As consecuções da expedição portuguesa rumo à Índia são o motor da epopeia. Vasco da Gama, seu capitão, acredita estar sob o auspício das divindades cristãs. As divindades pagãs, no entanto, governam a ação: eis um paradoxo. Vênus é a protetora da empresa lusitana. As nereidas auxiliam-na nessa tarefa. Vênus intercede pelos portugueses ante seu pai, Júpiter. Marte coloca-se ao lado dela. Júpiter reune o Concílio Divino e relembra-lhe a inevitabilidade do sucesso da empresa portuguesa: é a ordem dos Fados. Baco é o deus cujo culto ocorre no Oriente. Para defendê-lo do perigo lusitano, elabora e consuma uma série de ardis e, em desespero, pede a ajuda de Poseidon. Por fim, Tétis profetiza o vitorioso futuro português no Oriente.

Essa é uma breve exposição dos principais elementos míticos pagãos em Os Lusíadas. Onde e de que maneiras participam as divindades cristãs no enredo da epopeia? Em nenhum momento e de modo algum. Significa isso que a mitologia cristã está ausente em Os Lusíadas?

Não. Ela incorpora-se ao discurso do narrador, ao discurso de Vasco da Gama e ao discurso de Paulo da Gama, diante dos reis de Melinde e da Índia respectivamente. As divindades cristãs, no entanto, nada operam na obra.

As divindades cristãs, em Os Lusíadas, não participam da ação, sob nenhum ponto de vista. A intenção subjacente a esse processo composicional não é clara. Factualmente, o tratamento desproporcional dado por Camões àquelas mitologias desacomodará a alguns de seus leitores.

4.1.1 O parecer do censor

O primeiro incomodado é o Frei Bartolomeu Ferreira, censor responsável pela leitura de Os Lusíadas:

[...] não achei neles coisa alguma escandalosa nem contrária à fé e aos bons costumes. Somente me pareceu que era necessário advertir os leitores que o autor, para encarecer a dificuldade da navegação e entrada dos portugueses na Índia, usa de uma ficção dos deuses dos gentios [...] Todavia, como isto é poesia e fingimento, e o autor como poeta não pretende mais que ornar o estilo poético, não tivemos por inconveniente ir esta fábula dos deuses na obra, conhecendo-a por tal e ficando sempre salva a verdade de nossa santa fé que todos os deuses dos gentios são demônios (CAMÕES, 1982, p. 25).
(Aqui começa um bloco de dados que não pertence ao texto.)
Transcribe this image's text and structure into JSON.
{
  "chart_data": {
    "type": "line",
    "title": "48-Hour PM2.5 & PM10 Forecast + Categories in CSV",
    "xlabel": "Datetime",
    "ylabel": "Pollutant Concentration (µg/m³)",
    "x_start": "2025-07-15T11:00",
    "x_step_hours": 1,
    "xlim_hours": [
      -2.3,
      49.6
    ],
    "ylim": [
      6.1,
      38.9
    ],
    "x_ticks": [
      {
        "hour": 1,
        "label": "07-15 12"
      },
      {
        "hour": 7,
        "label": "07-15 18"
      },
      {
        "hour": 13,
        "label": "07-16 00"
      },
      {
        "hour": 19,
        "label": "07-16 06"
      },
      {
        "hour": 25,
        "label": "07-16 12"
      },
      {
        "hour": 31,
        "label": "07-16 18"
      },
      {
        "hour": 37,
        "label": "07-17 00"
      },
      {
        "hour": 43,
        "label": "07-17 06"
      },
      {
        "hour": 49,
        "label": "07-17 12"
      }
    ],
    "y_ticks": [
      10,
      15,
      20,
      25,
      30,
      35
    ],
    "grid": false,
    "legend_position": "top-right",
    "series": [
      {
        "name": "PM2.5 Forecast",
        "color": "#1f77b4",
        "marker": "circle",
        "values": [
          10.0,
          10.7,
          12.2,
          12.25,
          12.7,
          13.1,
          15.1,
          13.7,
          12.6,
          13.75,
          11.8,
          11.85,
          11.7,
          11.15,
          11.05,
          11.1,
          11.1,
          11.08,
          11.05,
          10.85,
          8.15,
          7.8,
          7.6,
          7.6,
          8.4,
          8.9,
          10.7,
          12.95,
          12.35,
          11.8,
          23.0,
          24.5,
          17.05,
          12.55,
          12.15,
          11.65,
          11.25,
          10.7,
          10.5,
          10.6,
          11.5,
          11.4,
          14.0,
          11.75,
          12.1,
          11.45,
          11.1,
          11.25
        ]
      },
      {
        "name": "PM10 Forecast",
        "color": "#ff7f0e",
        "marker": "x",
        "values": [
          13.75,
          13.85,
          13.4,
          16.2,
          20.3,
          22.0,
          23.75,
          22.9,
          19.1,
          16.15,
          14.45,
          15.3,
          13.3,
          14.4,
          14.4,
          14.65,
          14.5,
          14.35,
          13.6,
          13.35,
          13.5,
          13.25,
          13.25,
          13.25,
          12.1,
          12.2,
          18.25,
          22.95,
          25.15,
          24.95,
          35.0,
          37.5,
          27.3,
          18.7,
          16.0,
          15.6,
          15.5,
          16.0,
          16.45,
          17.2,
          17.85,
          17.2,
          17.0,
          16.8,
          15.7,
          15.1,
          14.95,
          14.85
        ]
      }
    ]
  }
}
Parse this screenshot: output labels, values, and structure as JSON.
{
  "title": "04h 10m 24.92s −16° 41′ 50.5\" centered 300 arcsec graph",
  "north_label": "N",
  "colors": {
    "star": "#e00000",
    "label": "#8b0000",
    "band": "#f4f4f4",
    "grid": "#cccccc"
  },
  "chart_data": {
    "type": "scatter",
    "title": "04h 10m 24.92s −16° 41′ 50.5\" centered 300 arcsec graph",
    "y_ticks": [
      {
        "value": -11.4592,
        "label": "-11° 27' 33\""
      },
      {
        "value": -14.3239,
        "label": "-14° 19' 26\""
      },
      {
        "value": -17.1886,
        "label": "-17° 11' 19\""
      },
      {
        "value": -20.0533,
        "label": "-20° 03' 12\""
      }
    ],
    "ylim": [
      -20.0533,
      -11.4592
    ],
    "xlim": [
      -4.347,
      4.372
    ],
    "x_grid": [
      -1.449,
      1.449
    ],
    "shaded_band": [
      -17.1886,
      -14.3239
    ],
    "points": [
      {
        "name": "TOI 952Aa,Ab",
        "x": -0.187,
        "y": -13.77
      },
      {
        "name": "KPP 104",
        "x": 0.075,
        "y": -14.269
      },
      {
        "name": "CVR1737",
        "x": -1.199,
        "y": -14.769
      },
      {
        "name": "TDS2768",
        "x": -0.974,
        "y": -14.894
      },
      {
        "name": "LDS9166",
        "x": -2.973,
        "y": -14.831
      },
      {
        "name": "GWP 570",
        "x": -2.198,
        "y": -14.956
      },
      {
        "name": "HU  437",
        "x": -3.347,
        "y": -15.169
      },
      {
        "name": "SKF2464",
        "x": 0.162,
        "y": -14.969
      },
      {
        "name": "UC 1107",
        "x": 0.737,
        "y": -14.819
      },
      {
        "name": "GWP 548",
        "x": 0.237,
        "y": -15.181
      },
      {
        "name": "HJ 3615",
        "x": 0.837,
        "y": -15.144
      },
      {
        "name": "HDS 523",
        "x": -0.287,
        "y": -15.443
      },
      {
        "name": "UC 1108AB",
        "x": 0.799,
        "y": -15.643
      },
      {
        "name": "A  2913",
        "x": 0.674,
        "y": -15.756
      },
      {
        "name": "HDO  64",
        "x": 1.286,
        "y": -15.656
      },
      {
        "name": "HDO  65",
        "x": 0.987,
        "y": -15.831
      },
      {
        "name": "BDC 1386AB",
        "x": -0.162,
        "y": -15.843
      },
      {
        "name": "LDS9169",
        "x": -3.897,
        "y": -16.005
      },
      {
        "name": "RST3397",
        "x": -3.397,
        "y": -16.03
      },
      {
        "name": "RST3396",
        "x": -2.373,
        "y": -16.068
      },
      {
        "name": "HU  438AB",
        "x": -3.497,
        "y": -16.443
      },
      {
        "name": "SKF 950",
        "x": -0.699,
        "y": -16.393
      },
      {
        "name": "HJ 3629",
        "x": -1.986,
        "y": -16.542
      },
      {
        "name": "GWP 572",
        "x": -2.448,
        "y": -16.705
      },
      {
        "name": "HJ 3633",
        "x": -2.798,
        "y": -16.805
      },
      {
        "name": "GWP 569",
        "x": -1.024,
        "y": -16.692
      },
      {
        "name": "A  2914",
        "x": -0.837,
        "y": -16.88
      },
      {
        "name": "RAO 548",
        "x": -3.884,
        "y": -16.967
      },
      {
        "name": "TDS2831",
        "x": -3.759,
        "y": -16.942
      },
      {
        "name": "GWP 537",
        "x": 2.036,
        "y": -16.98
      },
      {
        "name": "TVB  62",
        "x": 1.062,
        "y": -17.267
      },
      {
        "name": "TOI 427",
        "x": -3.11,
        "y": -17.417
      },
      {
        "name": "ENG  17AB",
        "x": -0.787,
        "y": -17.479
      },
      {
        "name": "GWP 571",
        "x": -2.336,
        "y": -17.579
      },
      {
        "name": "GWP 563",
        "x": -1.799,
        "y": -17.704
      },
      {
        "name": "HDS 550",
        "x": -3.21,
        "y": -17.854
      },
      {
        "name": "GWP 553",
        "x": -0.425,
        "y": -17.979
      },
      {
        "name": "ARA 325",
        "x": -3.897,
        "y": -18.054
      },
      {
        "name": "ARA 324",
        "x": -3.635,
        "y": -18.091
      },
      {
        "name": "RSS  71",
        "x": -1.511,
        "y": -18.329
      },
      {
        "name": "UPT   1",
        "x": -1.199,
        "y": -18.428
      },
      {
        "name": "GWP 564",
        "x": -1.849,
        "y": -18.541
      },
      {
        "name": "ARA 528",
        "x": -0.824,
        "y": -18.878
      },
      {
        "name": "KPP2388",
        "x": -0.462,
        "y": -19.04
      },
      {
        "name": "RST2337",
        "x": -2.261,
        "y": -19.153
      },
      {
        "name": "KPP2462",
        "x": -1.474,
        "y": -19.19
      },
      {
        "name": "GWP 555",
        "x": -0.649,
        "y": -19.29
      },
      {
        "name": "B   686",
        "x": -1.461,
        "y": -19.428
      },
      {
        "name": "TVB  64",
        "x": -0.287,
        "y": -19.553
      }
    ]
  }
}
A seguinte advertência acompanha Os Lusíadas: os deuses dos gentios embelezam o estilo poético e conferem um grau elevado de dificuldade às proezas portuguesas. Essa fabulação é fruto do senso estético do poeta. Por isso, não se vetará a publicação da obra. O leitor, no entanto, não esqueça: “os deuses dos gentios são demônios”. Ainda que aquelas divindades sejam representadas em virtude do engenho de Camões, são demônios. São demônios para Camões? Por que não representar Deus em ação? É aceitável representar a Deus e a corte celestial por meio de demônios?

4.2 O ORIENTE

Quase três séculos mais tarde, outro leitor de Os Lusíadas sentir-se-á incomodado com a epopeia. Ele perceberá o peso e o valor do paganismo em Camões, e desconfiará da resposta de Tétis. Dedicar-se-á à elaboração de um novo poema épico português. Esse homem é o padre José

Agostinho de Macedo, e seu épico chama-se O Oriente, cuja principal característica composicional é emendar Os Lusíadas em dois aspectos que considera problemáticos:

1º) a sacralidade conferida aos ídolos greco-latinos; 2º) a representação do herói Vasco da Gama.
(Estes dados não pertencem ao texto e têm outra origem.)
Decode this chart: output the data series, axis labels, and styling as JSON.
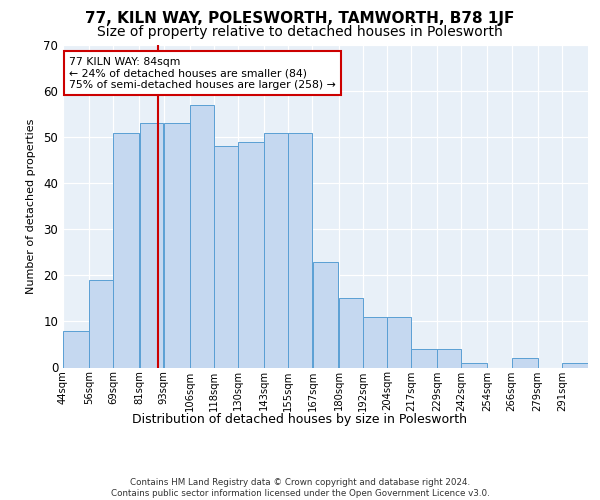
{
  "title": "77, KILN WAY, POLESWORTH, TAMWORTH, B78 1JF",
  "subtitle": "Size of property relative to detached houses in Polesworth",
  "xlabel": "Distribution of detached houses by size in Polesworth",
  "ylabel": "Number of detached properties",
  "categories": [
    "44sqm",
    "56sqm",
    "69sqm",
    "81sqm",
    "93sqm",
    "106sqm",
    "118sqm",
    "130sqm",
    "143sqm",
    "155sqm",
    "167sqm",
    "180sqm",
    "192sqm",
    "204sqm",
    "217sqm",
    "229sqm",
    "242sqm",
    "254sqm",
    "266sqm",
    "279sqm",
    "291sqm"
  ],
  "values": [
    8,
    19,
    51,
    53,
    53,
    57,
    48,
    49,
    51,
    51,
    23,
    15,
    11,
    11,
    4,
    4,
    1,
    0,
    2,
    0,
    1
  ],
  "bar_color": "#c5d8f0",
  "bar_edge_color": "#5a9fd4",
  "vline_x": 84,
  "vline_color": "#cc0000",
  "annotation_text": "77 KILN WAY: 84sqm\n← 24% of detached houses are smaller (84)\n75% of semi-detached houses are larger (258) →",
  "annotation_box_color": "#ffffff",
  "annotation_box_edge": "#cc0000",
  "ylim": [
    0,
    70
  ],
  "yticks": [
    0,
    10,
    20,
    30,
    40,
    50,
    60,
    70
  ],
  "bg_color": "#e8f0f8",
  "footer_line1": "Contains HM Land Registry data © Crown copyright and database right 2024.",
  "footer_line2": "Contains public sector information licensed under the Open Government Licence v3.0.",
  "title_fontsize": 11,
  "subtitle_fontsize": 10,
  "bin_edges": [
    37,
    50,
    62,
    75,
    87,
    100,
    112,
    124,
    137,
    149,
    161,
    174,
    186,
    198,
    210,
    223,
    235,
    248,
    260,
    273,
    285,
    298
  ]
}
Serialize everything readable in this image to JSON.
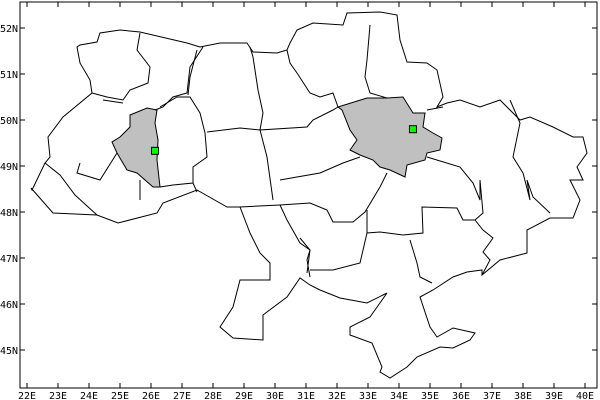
{
  "map": {
    "projection": "equirectangular",
    "lon_range": [
      21.77,
      40.39
    ],
    "lat_range": [
      44.17,
      52.57
    ],
    "x_tick_labels": [
      "22E",
      "23E",
      "24E",
      "25E",
      "26E",
      "27E",
      "28E",
      "29E",
      "30E",
      "31E",
      "32E",
      "33E",
      "34E",
      "35E",
      "36E",
      "37E",
      "38E",
      "39E",
      "40E"
    ],
    "x_tick_values": [
      22,
      23,
      24,
      25,
      26,
      27,
      28,
      29,
      30,
      31,
      32,
      33,
      34,
      35,
      36,
      37,
      38,
      39,
      40
    ],
    "y_tick_labels": [
      "45N",
      "46N",
      "47N",
      "48N",
      "49N",
      "50N",
      "51N",
      "52N"
    ],
    "y_tick_values": [
      45,
      46,
      47,
      48,
      49,
      50,
      51,
      52
    ],
    "colors": {
      "border": "#000000",
      "highlight_fill": "#c0c0c0",
      "marker_fill": "#00ff00",
      "marker_stroke": "#000000",
      "background": "#ffffff"
    },
    "markers": [
      {
        "lon": 26.13,
        "lat": 49.33
      },
      {
        "lon": 34.45,
        "lat": 49.8
      }
    ],
    "highlighted_regions_count": 2
  }
}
Segundo José Agostinho de Macedo, esses aspectos são os grandes erros de Camões em Os Lusíadas. Evidencia isso da seguinte maneira:

E se outra lira imortaliza o Gama, em mim seus dons a Natureza apura; de seu sacrário liberal derrama

luz, que almo estudo me tornou mais pura: filosofia no meu peito a chama

desprende, que afugenta a sombra escura; do vil respeito os Ídolos derruba,

tira mais alto som da épica tuba (MACEDO, 1814, vol. I p. 104).

O estudo comparativo é essencial à compreensão dessas epopeias. Doravante, examinar- se-ão as semelhanças e as divergências na representação elaborada em cada uma delas. Dessa maneira, compreender-se-á o processo composicional utilizado por cada um dos poetas para representar a viagem de achamento da Índia e seus desdobramentos.